II – Só é legalmente impossível o objecto de um negócio, quando a lei ergue a esse objecto um obstáculo tão insuperável como o que as leis da natureza põem aos fenómenos fisicamente impossíveis, o que só pode suceder em relação a realidades de carácter jurídico (v.g. negócios jurídicos e direitos, os quais poderão ser objecto de contrato-promessa ou cessões de créditos) .

III – No caso em que o objecto de um contrato de arrendamento urbano é a cessão remunerada do gozo de um imóvel, não se pode dizer que seja legalmente impossível, podendo apenas questionar-se a sua ilicitude, por contrariar disposição legal .

IV – Mas essa ilicitude só pode ocorrer quando a lei contrariada tem cariz imperativo, visando proteger interesses de ordem pública, como resulta do artº 294º do C. Civ. .

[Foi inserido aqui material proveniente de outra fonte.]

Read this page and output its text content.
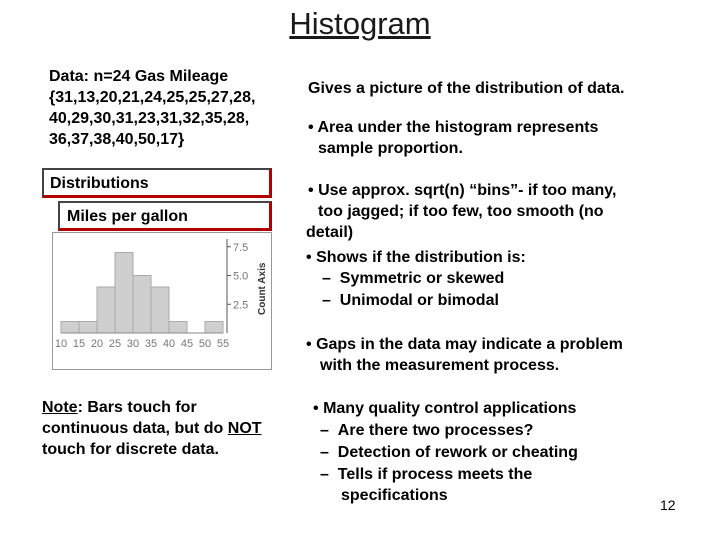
Histogram
Data: n=24 Gas Mileage
{31,13,20,21,24,25,25,27,28,
40,29,30,31,23,31,32,35,28,
36,37,38,40,50,17}
Distributions
Miles per gallon
2.5
5.0
7.5
Count Axis
10 15 20 25 30 35 40 45 50 55
Note: Bars touch for
continuous data, but do NOT
touch for discrete data.
Gives a picture of the distribution of data.
• Area under the histogram represents
sample proportion.
• Use approx. sqrt(n) “bins”- if too many,
too jagged; if too few, too smooth (no
detail)
• Shows if the distribution is:
– Symmetric or skewed
– Unimodal or bimodal
• Gaps in the data may indicate a problem
with the measurement process.
• Many quality control applications
– Are there two processes?
– Detection of rework or cheating
– Tells if process meets the
specifications
12
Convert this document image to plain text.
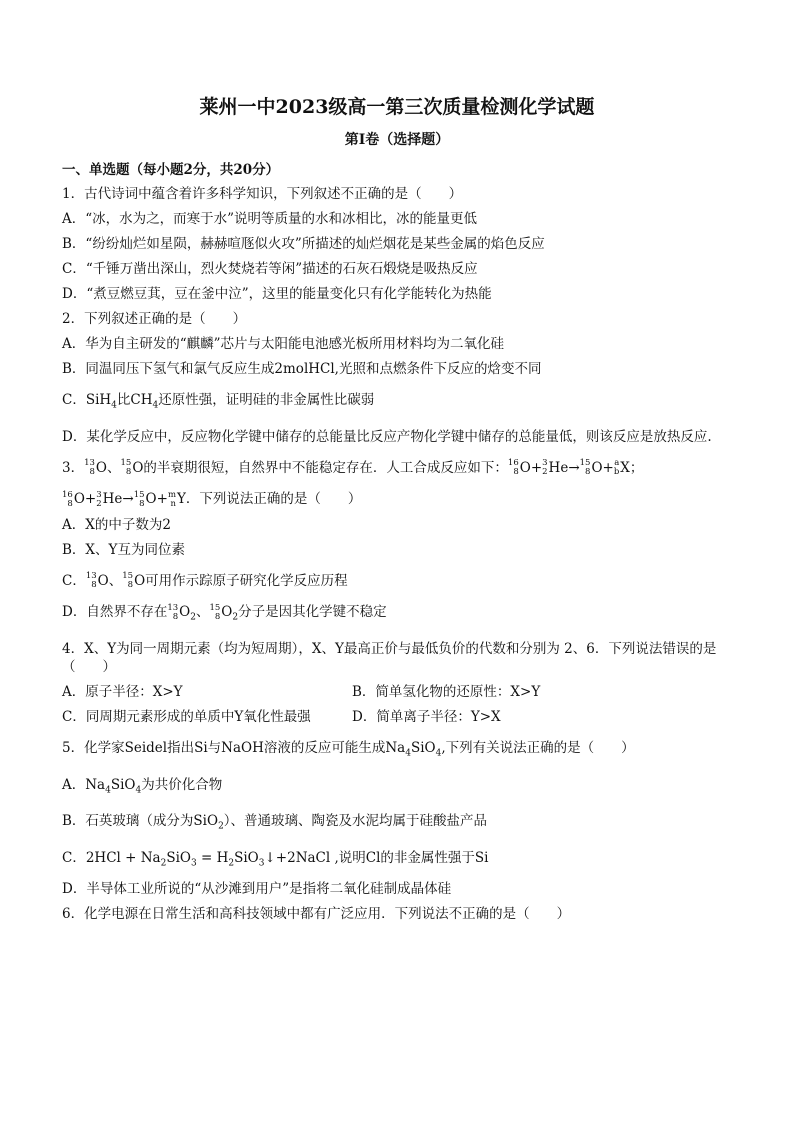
莱州一中2023级高一第三次质量检测化学试题
第Ⅰ卷（选择题）
一、单选题（每小题2分，共20分）
1．古代诗词中蕴含着许多科学知识，下列叙述不正确的是（　　）
A．“冰，水为之，而寒于水”说明等质量的水和冰相比，冰的能量更低
B．“纷纷灿烂如星陨，赫赫喧豗似火攻”所描述的灿烂烟花是某些金属的焰色反应
C．“千锤万凿出深山，烈火焚烧若等闲”描述的石灰石煅烧是吸热反应
D．“煮豆燃豆萁，豆在釜中泣”，这里的能量变化只有化学能转化为热能
2．下列叙述正确的是（　　）
A．华为自主研发的“麒麟”芯片与太阳能电池感光板所用材料均为二氧化硅
B．同温同压下氢气和氯气反应生成2molHCl,光照和点燃条件下反应的焓变不同
C．SiH$_4$比$CH_4$还原性强，证明硅的非金属性比碳弱
D．某化学反应中，反应物化学键中储存的总能量比反应产物化学键中储存的总能量低，则该反应是放热反应.
3． 13
8 O、 15
8 O的半衰期很短，自然界中不能稳定存在．人工合成反应如下： 16
8 O+ 3
2 He→ 15
8 O+ a
b X；
16
8 O+ 3
2 He→ 15
8 O+ m
n Y．下列说法正确的是（　　）
A．X的中子数为2
B．X、Y互为同位素
C． 13
8 O、 15
8 O可用作示踪原子研究化学反应历程
D．自然界不存在 13
8 $O_2$、 15
8 $O_2$分子是因其化学键不稳定
4．X、Y为同一周期元素（均为短周期），X、Y最高正价与最低负价的代数和分别为 2、6．下列说法错误的是（　　）
A．原子半径：X>Y	B．简单氢化物的还原性：X>Y
C．同周期元素形成的单质中Y氧化性最强	D．简单离子半径：Y>X
5．化学家Seidel指出Si与NaOH溶液的反应可能生成$Na_4SiO_4$,下列有关说法正确的是（　　）
A．$Na_4SiO_4$为共价化合物
B．石英玻璃（成分为SiO$_2$）、普通玻璃、陶瓷及水泥均属于硅酸盐产品
C．$2HCl + Na_2SiO_3$ = $H_2SiO_3↓+2NaCl$ ,说明Cl的非金属性强于Si
D．半导体工业所说的“从沙滩到用户”是指将二氧化硅制成晶体硅
6．化学电源在日常生活和高科技领域中都有广泛应用．下列说法不正确的是（　　）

V -. Colidindo um contrato de arrendamento urbano com a proibição estabelecida no artº 1422º, nº 1, al. c), do C. Civ. - segundo a qual os condóminos não podem dar à sua fracção uso diverso do fim a que é destinada -, como é o caso dos autos em que se invocou e provou que o contrato de arrendamento impugnado teve por finalidade o exercício do comércio na fracção arrendada, enquanto no título constitutivo da propriedade horizontal esta se destinava a armazém - existe uma desconformidade entre a finalidade aqui consagrada e o fim permitido pelo contrato - , mas não tendo aquela proibição natureza imperativa, não está ferido de nulidade esse contrato, nos termos do artº 280º, nº 1, do C. Civ. .

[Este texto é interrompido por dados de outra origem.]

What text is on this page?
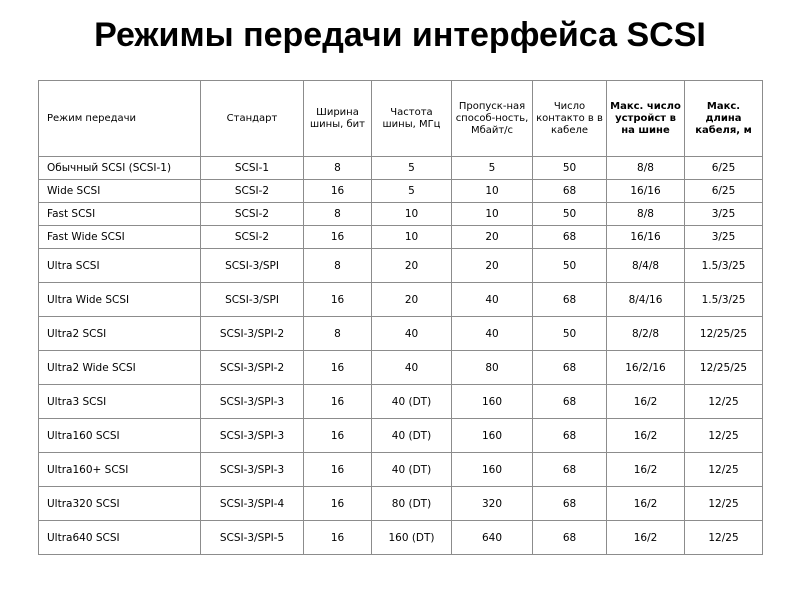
Режимы передачи интерфейса SCSI
Режим передачи	Стандарт	Ширина шины, бит	Частота шины, МГц	Пропуск-ная способ-ность, Мбайт/с	Число контакто в в кабеле	Макс. число устройст в на шине	Макс. длина кабеля, м
Обычный SCSI (SCSI-1)	SCSI-1	8	5	5	50	8/8	6/25
Wide SCSI	SCSI-2	16	5	10	68	16/16	6/25
Fast SCSI	SCSI-2	8	10	10	50	8/8	3/25
Fast Wide SCSI	SCSI-2	16	10	20	68	16/16	3/25
Ultra SCSI	SCSI-3/SPI	8	20	20	50	8/4/8	1.5/3/25
Ultra Wide SCSI	SCSI-3/SPI	16	20	40	68	8/4/16	1.5/3/25
Ultra2 SCSI	SCSI-3/SPI-2	8	40	40	50	8/2/8	12/25/25
Ultra2 Wide SCSI	SCSI-3/SPI-2	16	40	80	68	16/2/16	12/25/25
Ultra3 SCSI	SCSI-3/SPI-3	16	40 (DT)	160	68	16/2	12/25
Ultra160 SCSI	SCSI-3/SPI-3	16	40 (DT)	160	68	16/2	12/25
Ultra160+ SCSI	SCSI-3/SPI-3	16	40 (DT)	160	68	16/2	12/25
Ultra320 SCSI	SCSI-3/SPI-4	16	80 (DT)	320	68	16/2	12/25
Ultra640 SCSI	SCSI-3/SPI-5	16	160 (DT)	640	68	16/2	12/25
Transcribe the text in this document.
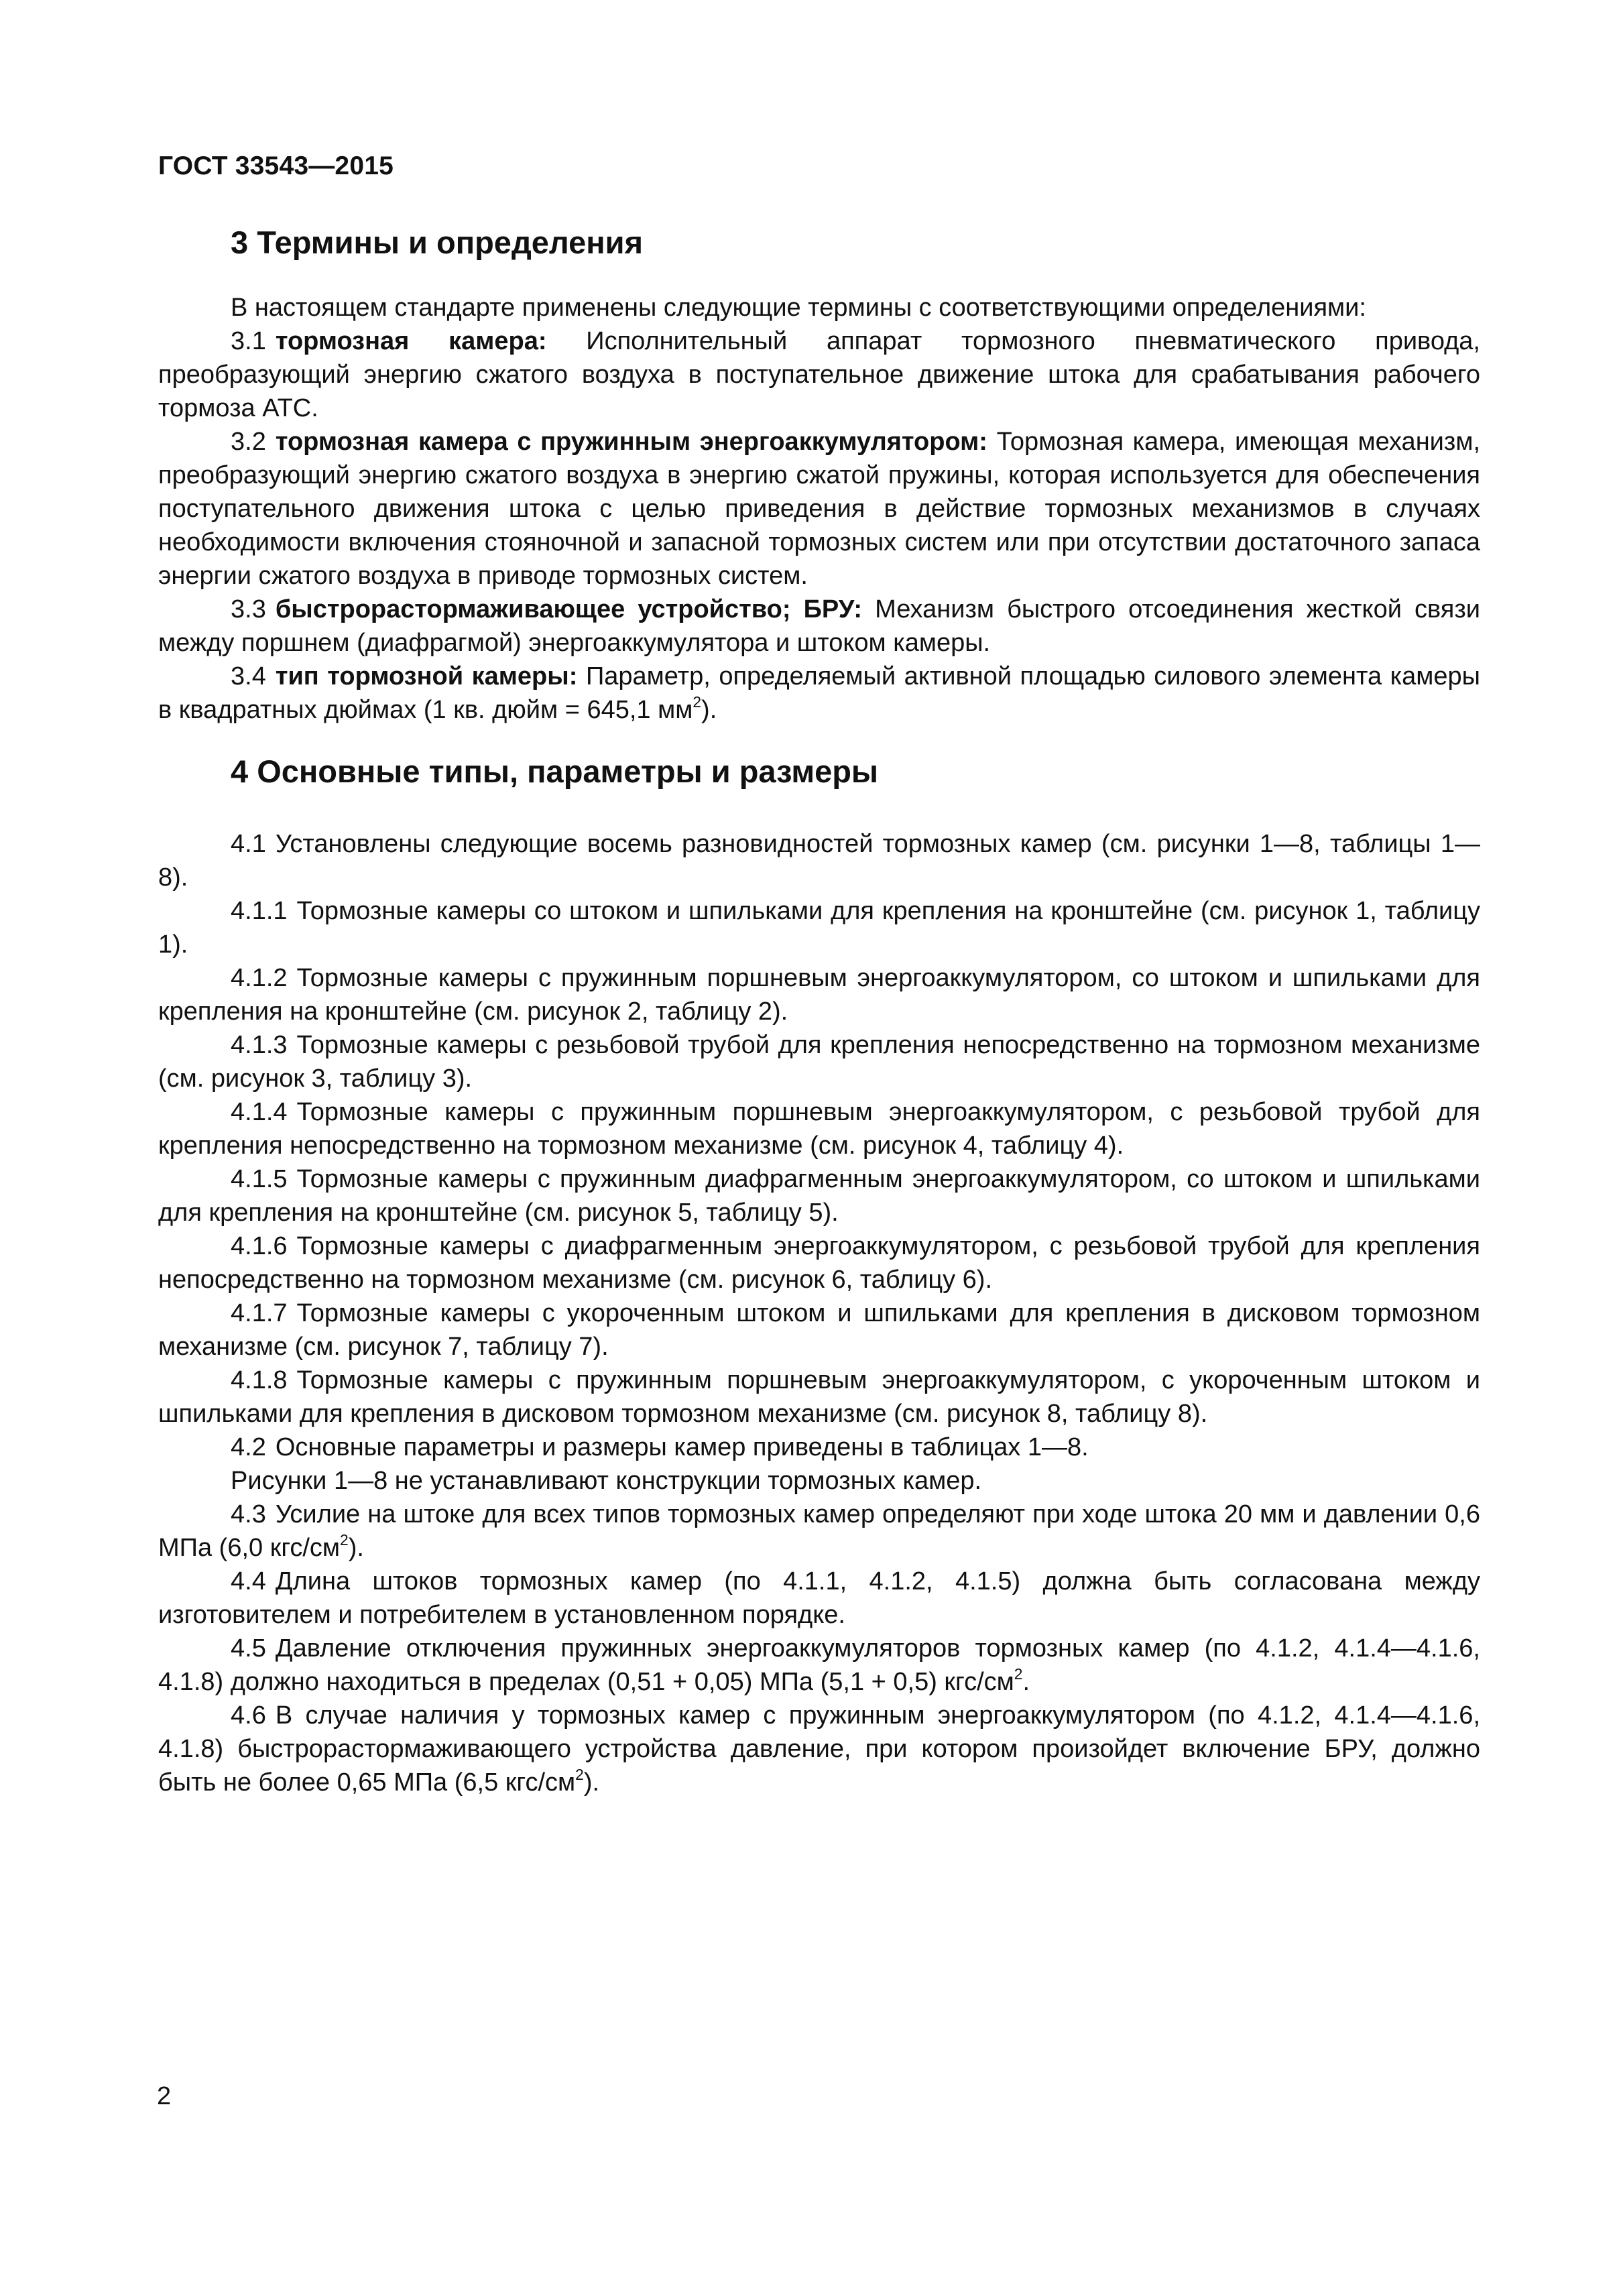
ГОСТ 33543—2015
3 Термины и определения

В настоящем стандарте применены следующие термины с соответствующими определениями:

3.1 тормозная камера: Исполнительный аппарат тормозного пневматического привода, преобразующий энергию сжатого воздуха в поступательное движение штока для срабатывания рабочего тормоза АТС.

3.2 тормозная камера с пружинным энергоаккумулятором: Тормозная камера, имеющая механизм, преобразующий энергию сжатого воздуха в энергию сжатой пружины, которая используется для обеспечения поступательного движения штока с целью приведения в действие тормозных механизмов в случаях необходимости включения стояночной и запасной тормозных систем или при отсутствии достаточного запаса энергии сжатого воздуха в приводе тормозных систем.

3.3 быстрорастормаживающее устройство; БРУ: Механизм быстрого отсоединения жесткой связи между поршнем (диафрагмой) энергоаккумулятора и штоком камеры.

3.4 тип тормозной камеры: Параметр, определяемый активной площадью силового элемента камеры в квадратных дюймах (1 кв. дюйм = 645,1 $мм^2$).

4 Основные типы, параметры и размеры

4.1 Установлены следующие восемь разновидностей тормозных камер (см. рисунки 1—8, таблицы 1—8).

4.1.1 Тормозные камеры со штоком и шпильками для крепления на кронштейне (см. рисунок 1, таблицу 1).

4.1.2 Тормозные камеры с пружинным поршневым энергоаккумулятором, со штоком и шпильками для крепления на кронштейне (см. рисунок 2, таблицу 2).

4.1.3 Тормозные камеры с резьбовой трубой для крепления непосредственно на тормозном механизме (см. рисунок 3, таблицу 3).

4.1.4 Тормозные камеры с пружинным поршневым энергоаккумулятором, с резьбовой трубой для крепления непосредственно на тормозном механизме (см. рисунок 4, таблицу 4).

4.1.5 Тормозные камеры с пружинным диафрагменным энергоаккумулятором, со штоком и шпильками для крепления на кронштейне (см. рисунок 5, таблицу 5).

4.1.6 Тормозные камеры с диафрагменным энергоаккумулятором, с резьбовой трубой для крепления непосредственно на тормозном механизме (см. рисунок 6, таблицу 6).

4.1.7 Тормозные камеры с укороченным штоком и шпильками для крепления в дисковом тормозном механизме (см. рисунок 7, таблицу 7).

4.1.8 Тормозные камеры с пружинным поршневым энергоаккумулятором, с укороченным штоком и шпильками для крепления в дисковом тормозном механизме (см. рисунок 8, таблицу 8).

4.2 Основные параметры и размеры камер приведены в таблицах 1—8.

Рисунки 1—8 не устанавливают конструкции тормозных камер.

4.3 Усилие на штоке для всех типов тормозных камер определяют при ходе штока 20 мм и давлении 0,6 МПа (6,0 кгс/$см^2$).

4.4 Длина штоков тормозных камер (по 4.1.1, 4.1.2, 4.1.5) должна быть согласована между изготовителем и потребителем в установленном порядке.

4.5 Давление отключения пружинных энергоаккумуляторов тормозных камер (по 4.1.2, 4.1.4—4.1.6, 4.1.8) должно находиться в пределах (0,51 + 0,05) МПа (5,1 + 0,5) кгс/$см^2$.

4.6 В случае наличия у тормозных камер с пружинным энергоаккумулятором (по 4.1.2, 4.1.4—4.1.6, 4.1.8) быстрорастормаживающего устройства давление, при котором произойдет включение БРУ, должно быть не более 0,65 МПа (6,5 кгс/$см^2$).

2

VI – Mas relativamente aos demais condóminos, uma vez que deve ser sempre salvaguardado o seu direito de impedirem que qualquer fracção seja usada para fim diverso do constante do título constitutivo da propriedade horizontal, não pode o arrendatário opor-lhes o seu direito locatício, pelo que o contrato de arrendamento é ineficaz relativamente a esses condóminos (ineficácia relativa), impondo-se ao locador e ao locatário o dever de respeito pelo fim da fracção autónoma arrendada, com a consequente proibição de praticarem actos que alterem o fim dessa fracção .

Decisão Texto Integral:
Autor: A...

Réus: B...
C...
D...

*
O Autor instaurou a presente acção declarativa constitutiva e de conde-nação, que seguiu a forma de processo sumário, contra os Réus B..., na qualidade de herdeira e cabeça de casal da herança aberta por morte de E..., e C..., pedindo ao tribunal que condene a 1ª ré a respeitar o fim da fracção “B”, que é para arma-zém, impedindo-a de praticar actos que alterem o fim da fracção, e que declare a nulidade do contrato de arrendamento, em virtude do mesmo violar o título cons-titutivo da propriedade horizontal do prédio.
Para tanto, invocou, em síntese, o seguinte:
- o Autor é dono de diversas fracções autónomas do prédio constituído em propriedade horizontal sito na Rua Paiva Couceiro, n.º 26, na Guarda, sendo a 1ª Ré dona duma fracção autónoma do mesmo prédio (a designada pela letra “B”), fracção esta que, segundo o título constitutivo, se destina a armazém.
- o marido da 1ª Ré deu de arrendamento ao 2º réu a referida fracção “B”, o qual a utilizou para armazém.
- no entanto, há mais de 10 anos, o mesmo tem vindo a exercer no local a actividade de carpinteiro, escultor e pintor, aí recebendo os seus clientes, tudo como se de uma verdadeira oficina e loja comercial se tratasse, o que contraria a finalidade da fracção, tal como destinada pelo título constitutivo da propriedade horizontal.
- tendo por base tal título constitutivo, a 1ª Ré apenas poderia arrendar tal fracção exclusivamente para armazenar bens (não para qualquer utilização comercial) e o 2º Réu apenas poderá exercer os direitos que o senhoria poderia exercer (se o senhorio não podia exercer actividade comercial, o Réu também não o poderia fazer).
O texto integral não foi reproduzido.